Eric Cheng, the director of aerial imaging at DJI, one of the world’s largest consumer drone makers, agrees. “The law,” Cheng said, “is pretty clear about fining or imprisoning people who shoot at aircraft.”

And while Paul himself hasn’t yet shot at anyone’s drone, these opinions haven’t prevented all gun-on-drone hostilities. Last fall, a New Jersey man was arrested after allegedly shooting down a neighbor’s drone. According to CBS Philly, the man was charged with “possession of a weapon for an unlawful purpose and criminal mischief.”

But shotguns aside, do we even have a legal expectation of privacy when it comes to being photographed from above? Can you do anything at all to stop someone from sending their flying camera buzzing over your property?

Like jumping over a fence

Jackson thinks existing laws don’t do nearly enough. That’s why the Santa Barbara Democrat introduced a bill designed to specifically make it illegal to fly a drone without permission over someone’s property at an altitude of less than 400 feet. Airspace over 400 feet is regulated by the Federal Aviation Administration, she said.

Just this weekend, the FAA proposed new guidelines that aim to clarify the rules regulating non-recreational drone use. Under the proposal, drones weighing less than 55 pounds would be prohibited from flying over 500 feet off the ground, and more than 100 miles an hour. Some of the details, including the altitude limits, conflict with Jackson’s bill.

Although she acknowledged that it’s legal to take photographs or video from an airplane or a helicopter over private property, Jackson argues that the dynamics of drones are totally different and that long-standing FAA rules governing aircraft don’t address them.

California state Senator Hannah-Beth Jackson

Above: California state Senator Hannah-Beth Jackson

Image Credit: Hannah-Beth Jackson

“When you think about helicopters or airplanes,” Jackson told VentureBeat, “you’re talking 400 feet or more.
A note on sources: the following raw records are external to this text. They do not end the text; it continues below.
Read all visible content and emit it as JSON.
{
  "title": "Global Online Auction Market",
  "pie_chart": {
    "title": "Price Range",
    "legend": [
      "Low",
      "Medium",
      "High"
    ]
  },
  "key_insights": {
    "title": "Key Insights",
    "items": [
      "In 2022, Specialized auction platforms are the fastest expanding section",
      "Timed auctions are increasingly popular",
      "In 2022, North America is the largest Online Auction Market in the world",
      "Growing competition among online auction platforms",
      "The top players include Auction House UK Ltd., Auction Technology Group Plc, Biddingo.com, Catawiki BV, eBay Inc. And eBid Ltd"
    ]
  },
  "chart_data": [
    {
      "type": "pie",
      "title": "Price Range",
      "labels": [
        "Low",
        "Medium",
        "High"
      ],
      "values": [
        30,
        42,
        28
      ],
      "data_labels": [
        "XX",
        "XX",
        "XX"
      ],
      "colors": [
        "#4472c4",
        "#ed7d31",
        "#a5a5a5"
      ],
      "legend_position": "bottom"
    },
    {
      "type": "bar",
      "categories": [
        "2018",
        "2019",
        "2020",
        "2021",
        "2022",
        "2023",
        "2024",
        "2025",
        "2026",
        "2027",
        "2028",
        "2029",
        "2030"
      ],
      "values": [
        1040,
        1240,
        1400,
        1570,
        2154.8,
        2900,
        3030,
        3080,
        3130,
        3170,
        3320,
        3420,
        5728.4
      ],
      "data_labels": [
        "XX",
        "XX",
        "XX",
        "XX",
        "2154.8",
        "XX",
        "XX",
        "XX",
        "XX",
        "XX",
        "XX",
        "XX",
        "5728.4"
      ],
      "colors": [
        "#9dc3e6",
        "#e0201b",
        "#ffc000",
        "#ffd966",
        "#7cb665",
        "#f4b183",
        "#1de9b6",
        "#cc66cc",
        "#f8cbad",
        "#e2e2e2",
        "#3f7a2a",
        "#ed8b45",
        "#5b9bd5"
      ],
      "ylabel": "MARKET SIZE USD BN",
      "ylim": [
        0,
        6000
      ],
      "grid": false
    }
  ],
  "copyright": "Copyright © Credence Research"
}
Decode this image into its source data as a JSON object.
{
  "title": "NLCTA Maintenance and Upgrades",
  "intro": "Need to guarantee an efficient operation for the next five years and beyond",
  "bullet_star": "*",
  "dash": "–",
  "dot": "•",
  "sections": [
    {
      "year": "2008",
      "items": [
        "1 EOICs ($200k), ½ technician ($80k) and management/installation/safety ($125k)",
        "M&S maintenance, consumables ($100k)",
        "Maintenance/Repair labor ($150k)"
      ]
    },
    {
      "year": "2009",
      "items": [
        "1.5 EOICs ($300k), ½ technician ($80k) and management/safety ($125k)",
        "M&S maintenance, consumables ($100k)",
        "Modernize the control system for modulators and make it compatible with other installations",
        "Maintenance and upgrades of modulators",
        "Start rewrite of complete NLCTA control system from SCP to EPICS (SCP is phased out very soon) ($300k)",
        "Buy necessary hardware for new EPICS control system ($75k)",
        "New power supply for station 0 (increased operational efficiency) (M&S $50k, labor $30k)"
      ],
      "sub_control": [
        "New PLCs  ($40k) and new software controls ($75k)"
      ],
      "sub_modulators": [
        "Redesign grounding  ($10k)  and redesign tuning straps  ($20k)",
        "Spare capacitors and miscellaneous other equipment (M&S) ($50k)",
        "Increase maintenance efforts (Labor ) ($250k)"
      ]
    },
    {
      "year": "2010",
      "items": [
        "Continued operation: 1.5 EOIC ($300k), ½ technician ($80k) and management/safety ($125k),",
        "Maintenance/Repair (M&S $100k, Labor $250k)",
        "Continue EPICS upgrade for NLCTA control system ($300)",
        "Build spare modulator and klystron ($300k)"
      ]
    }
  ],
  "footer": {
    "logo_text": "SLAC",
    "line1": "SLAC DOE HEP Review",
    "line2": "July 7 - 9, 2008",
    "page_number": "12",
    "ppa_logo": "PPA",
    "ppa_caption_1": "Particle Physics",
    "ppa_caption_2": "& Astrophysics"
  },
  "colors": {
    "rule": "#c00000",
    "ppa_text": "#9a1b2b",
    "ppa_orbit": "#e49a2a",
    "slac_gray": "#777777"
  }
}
When you’re talking about drones, you’re talking about eye level. That’s a different issue.”

Jackson is positioning her bill as an aerial replacement for rules that make it illegal to jump over someone’s fence without their permission. It “acknowledges the reality that drones are an interesting and new technology,” she said, “but can still cause the same kind of interference and violation of your physical space” as a fence jumper.

The drones that film Apple’s spaceship campus are a case in point. Although neither Apple nor the videographer who shot one published by AppleInsider last week responded to VentureBeat requests for comment, it’s virtually certain the technology giant didn’t give its permission.

If someone had jumped a fence onto Apple’s property, they would have been subject to arrest for trespassing. And although Jackson does believe drones represent an exciting new technology, “when they violate long-standing principles and people’s expectations of what can and cannot be done with them, it’s important to set guidelines.”

Subject to arrest?

Jon Resnick, DJI’s policy and marketing representative, thinks those guidelines have already been set, and doesn’t see the need for new legislation. Although drones can carry high-quality cameras when flying low over private property, Resnick argued that photographers on board airplanes or helicopters have long been able to take pictures or video with extremely powerful cameras that can outdo just about anything a drone can carry.

“The question is, do we single out this particular type of technology for some type of special treatment?” Resnick asked. “In my opinion, any kind of legislative or regulatory remedy that excludes [drones] from taking an image … is not any kind of enhancement or protection of privacy. That’s the strangulation of that particular technology. It still allows for [aerial pictures] to be taken. It’s just saying this one particular type of technology is not allowed to take it.”

To Gregory McNeal, a professor of law and public policy at Pepperdine University School of Law and a frequent author on drone policy issues, the sentiment behind Jackson’s proposed legislation is “innovative” and a “good start.” However, for technical reasons having to do with how Jackson and the FAA define navigable space that drones use, the bill wouldn’t be enforceable as written, McNeal wrote in Forbes.